Não é nenhuma novidade que a qualidade de vida, acesso à informação e avanço na medicina vem aumentando a expectativa de vida da nossa população. Somando-se a tudo isso, a política de redistribuição de renda por parte do governo brasileiro nos últimos anos, fez com que a parcela menos favorecida da população tivesse acesso a uma alimentação melhor, elevou o IDH (índice de desenvolvimento humano) e segundo o IBGE, a média de vida dos brasileiros já passa dos 75 anos, o mesmo vem ocorrendo principalmente na Europa, contudo, essa longevidade vem trazendo cada vez mais preocupação ao setor previdenciário destes países.
Programas governamentais que garantem bolsas às famílias, não só melhoram a renda per capita como eleva escolaridade dos brasileiros, pois somente recebem benefícios àquelas famílias que mantiverem seus filhos matriculados em escolas públicas. Com maior nível de estudos e uma mesa mais farta, fez com que diminuísse ou quase acabasse com os bolsões de pobreza que existiam principalmente no Nordeste brasileiro, fazendo com que o IDH tivesse um aumento significativo, pois tal índice é composto justamente pela renda, expectativa de vida e escolaridade. Se voltarmos um pouco no tempo poderemos verificar facilmente que as famílias eram mais numerosas, segundo o Instituto Brasileiro de Geografia e Estatísticas, na década de 1950 as famílias tinham em média seis filhos, e a expectativa de vida estava abaixo de 50 anos.
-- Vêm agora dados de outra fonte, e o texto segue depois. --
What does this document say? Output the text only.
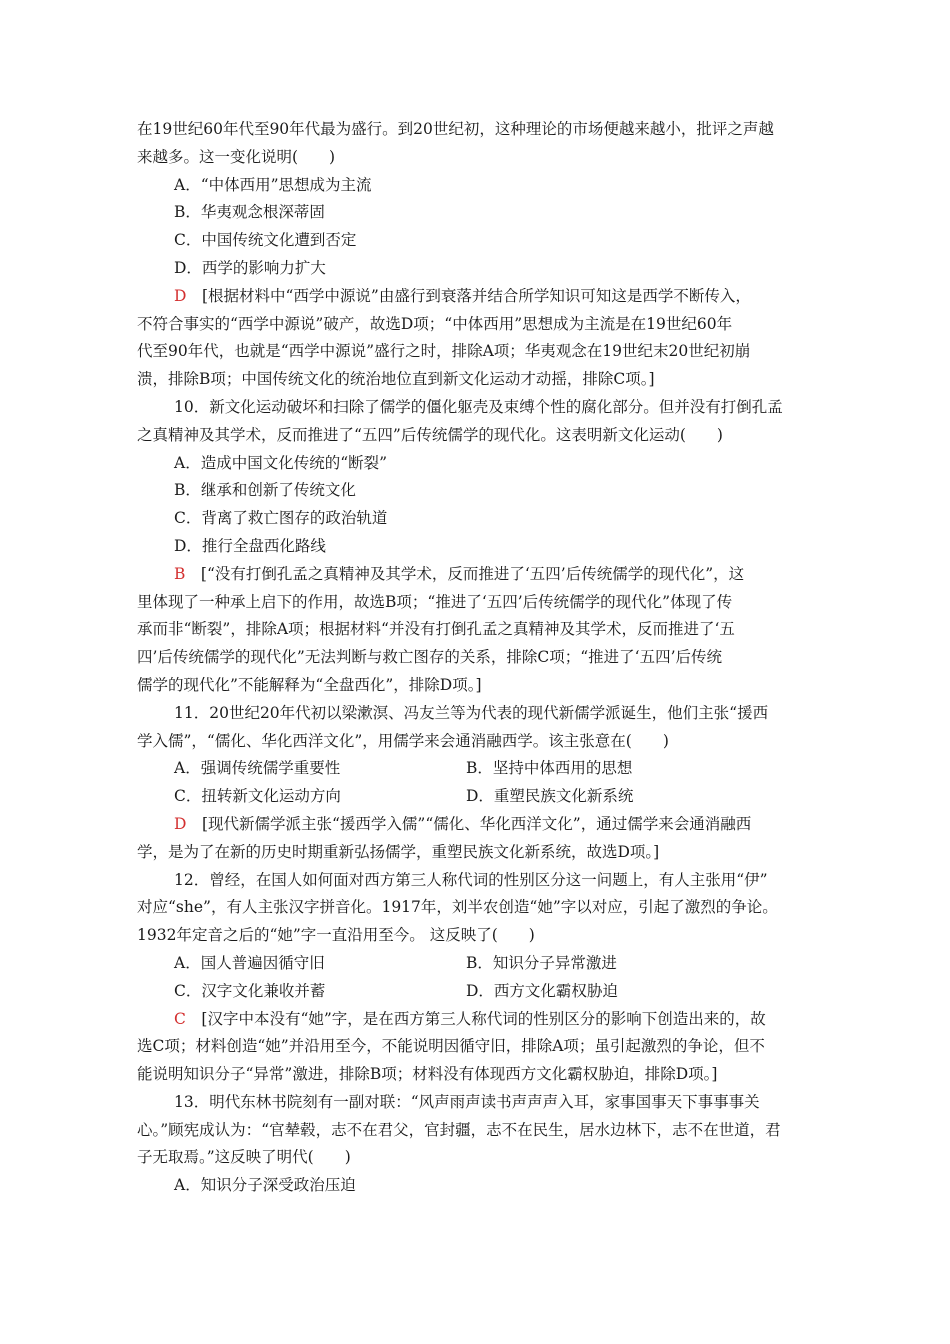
在19世纪60年代至90年代最为盛行。到20世纪初，这种理论的市场便越来越小，批评之声越
来越多。这一变化说明(　　)
A．“中体西用”思想成为主流
B．华夷观念根深蒂固
C．中国传统文化遭到否定
D．西学的影响力扩大
D　 [根据材料中“西学中源说”由盛行到衰落并结合所学知识可知这是西学不断传入，
不符合事实的“西学中源说”破产，故选D项；“中体西用”思想成为主流是在19世纪60年
代至90年代，也就是“西学中源说”盛行之时，排除A项；华夷观念在19世纪末20世纪初崩
溃，排除B项；中国传统文化的统治地位直到新文化运动才动摇，排除C项。]
10．新文化运动破坏和扫除了儒学的僵化躯壳及束缚个性的腐化部分。但并没有打倒孔孟
之真精神及其学术，反而推进了“五四”后传统儒学的现代化。这表明新文化运动(　　)
A．造成中国文化传统的“断裂”
B．继承和创新了传统文化
C．背离了救亡图存的政治轨道
D．推行全盘西化路线
B　 [“没有打倒孔孟之真精神及其学术，反而推进了‘五四’后传统儒学的现代化”，这
里体现了一种承上启下的作用，故选B项；“推进了‘五四’后传统儒学的现代化”体现了传
承而非“断裂”，排除A项；根据材料“并没有打倒孔孟之真精神及其学术，反而推进了‘五
四’后传统儒学的现代化”无法判断与救亡图存的关系，排除C项；“推进了‘五四’后传统
儒学的现代化”不能解释为“全盘西化”，排除D项。]
11．20世纪20年代初以梁漱溟、冯友兰等为代表的现代新儒学派诞生，他们主张“援西
学入儒”，“儒化、华化西洋文化”，用儒学来会通消融西学。该主张意在(　　)
A．强调传统儒学重要性	B．坚持中体西用的思想
C．扭转新文化运动方向	D．重塑民族文化新系统
D　 [现代新儒学派主张“援西学入儒”“儒化、华化西洋文化”，通过儒学来会通消融西
学，是为了在新的历史时期重新弘扬儒学，重塑民族文化新系统，故选D项。]
12．曾经，在国人如何面对西方第三人称代词的性别区分这一问题上，有人主张用“伊”
对应“she”，有人主张汉字拼音化。1917年，刘半农创造“她”字以对应，引起了激烈的争论。
1932年定音之后的“她”字一直沿用至今。 这反映了(　　)
A．国人普遍因循守旧	B．知识分子异常激进
C．汉字文化兼收并蓄	D．西方文化霸权胁迫
C　 [汉字中本没有“她”字，是在西方第三人称代词的性别区分的影响下创造出来的，故
选C项；材料创造“她”并沿用至今，不能说明因循守旧，排除A项；虽引起激烈的争论，但不
能说明知识分子“异常”激进，排除B项；材料没有体现西方文化霸权胁迫，排除D项。]
13．明代东林书院刻有一副对联：“风声雨声读书声声声入耳，家事国事天下事事事关
心。”顾宪成认为：“官辇毂，志不在君父，官封疆，志不在民生，居水边林下，志不在世道，君
子无取焉。”这反映了明代(　　)
A．知识分子深受政治压迫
Com isso podemos deduzir facilmente que havia seis indivíduos em idade produtiva e apenas dois improdutivos, que em muitos casos, sequer chegavam a efetivar a aposentadoria, isso fazia do Brasil um país de jovens.

Hoje a taxa de filhos por família está abaixo de dois, fazendo com que em meados da próxima década nos tornemos o sexto país com mais idosos no mundo. Em países Europeus como a França, por exemplo, a expetativa de vida está acima de 82 anos, e a aposentadoria a partir de 60 anos, por isso estão enfrentando sérios problemas na previdência social daquele país, inclusive ocorrendo grande onda de protestos devido à tentativa, por parte do governo, de mudar entre outras coisas, a idade para que se comece a receber o benefício da aposentadoria.

Como podemos verificar essa tendência de um planejamento familiar com um número cada vez menor de filhos e até mesmo aqueles que optam por não os ter, é uma realidade, pessoas vivendo bem mais que em meados do século passado, mostra que estamos evoluindo, porém isso traz consequências, uma nova problemática que deve ser pensada urgentemente, buscando talvez a solução no que está sendo feito nos países do velho continente.